Face à un virus contre lequel n'existent encore ni vaccin ni traitement avéré, différentes options ont été adoptées, révélant crûment les moyens dont chaque État disposait en matière d'équipements (masques, tests, matériels hospitaliers), mais aussi de capacité à utiliser les données de santé pour contrôler l'avancée de l'épidémie. Des pays comme Taïwan ou la Corée du Sud ont choisi de ne pas confiner l'ensemble de leur population et ont préféré mener une politique de traçage numérique précis des porteurs du virus pour briser les chaînes de transmission tout en généralisant l'usage des masques pour protéger la population.

À l'inverse, l'option retenue par la France consiste à réduire le risque de saturation des services hospitaliers sans véritable traçage des porteurs du virus ni ciblage des populations à risque. Cette stratégie du confinement généralisée, nécessaire en l'absence d'outils technologiques et de capacité de tests, est en quelque sorte la "stratégie du pauvre". Elle aura des conséquences économiques et sanitaires immenses, notamment si les conditions de sortie du confinement étaient mal calibrées.
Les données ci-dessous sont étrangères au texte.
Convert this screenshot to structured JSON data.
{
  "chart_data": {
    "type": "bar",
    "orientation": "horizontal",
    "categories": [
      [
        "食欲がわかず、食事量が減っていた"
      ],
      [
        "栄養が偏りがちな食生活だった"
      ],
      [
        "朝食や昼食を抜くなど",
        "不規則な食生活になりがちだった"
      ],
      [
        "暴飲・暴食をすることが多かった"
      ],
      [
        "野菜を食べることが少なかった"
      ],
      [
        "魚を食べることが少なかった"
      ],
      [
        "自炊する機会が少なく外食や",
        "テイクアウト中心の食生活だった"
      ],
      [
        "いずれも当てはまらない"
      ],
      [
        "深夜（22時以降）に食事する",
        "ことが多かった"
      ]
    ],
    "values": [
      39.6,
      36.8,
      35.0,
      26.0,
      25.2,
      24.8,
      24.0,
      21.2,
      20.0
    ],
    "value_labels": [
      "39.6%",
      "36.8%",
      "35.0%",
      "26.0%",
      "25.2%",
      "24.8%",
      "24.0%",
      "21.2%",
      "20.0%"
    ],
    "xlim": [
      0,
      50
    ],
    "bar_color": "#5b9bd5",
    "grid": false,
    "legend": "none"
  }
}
La stratégie de déconfinement doit alors être pensée dès aujourd'hui et s'appuyer sur quatre leviers à actionner de manière simultanée.

Surveiller

Le débat actuel en France sur l'utilisation des applications sur smartphone pour aider à lutter contre le Covid-19 révèle une vraie distorsion dans la perception de ce que nous vivons actuellement. Comment, en effet, parler de risques en matière de libertés publiques alors que presque toute la population est aujourd'hui enfermée et ne dispose plus d'une des libertés fondamentales inscrites dans la Déclaration universelle des droits de l'homme et du citoyen de 1948, la liberté de circulation ?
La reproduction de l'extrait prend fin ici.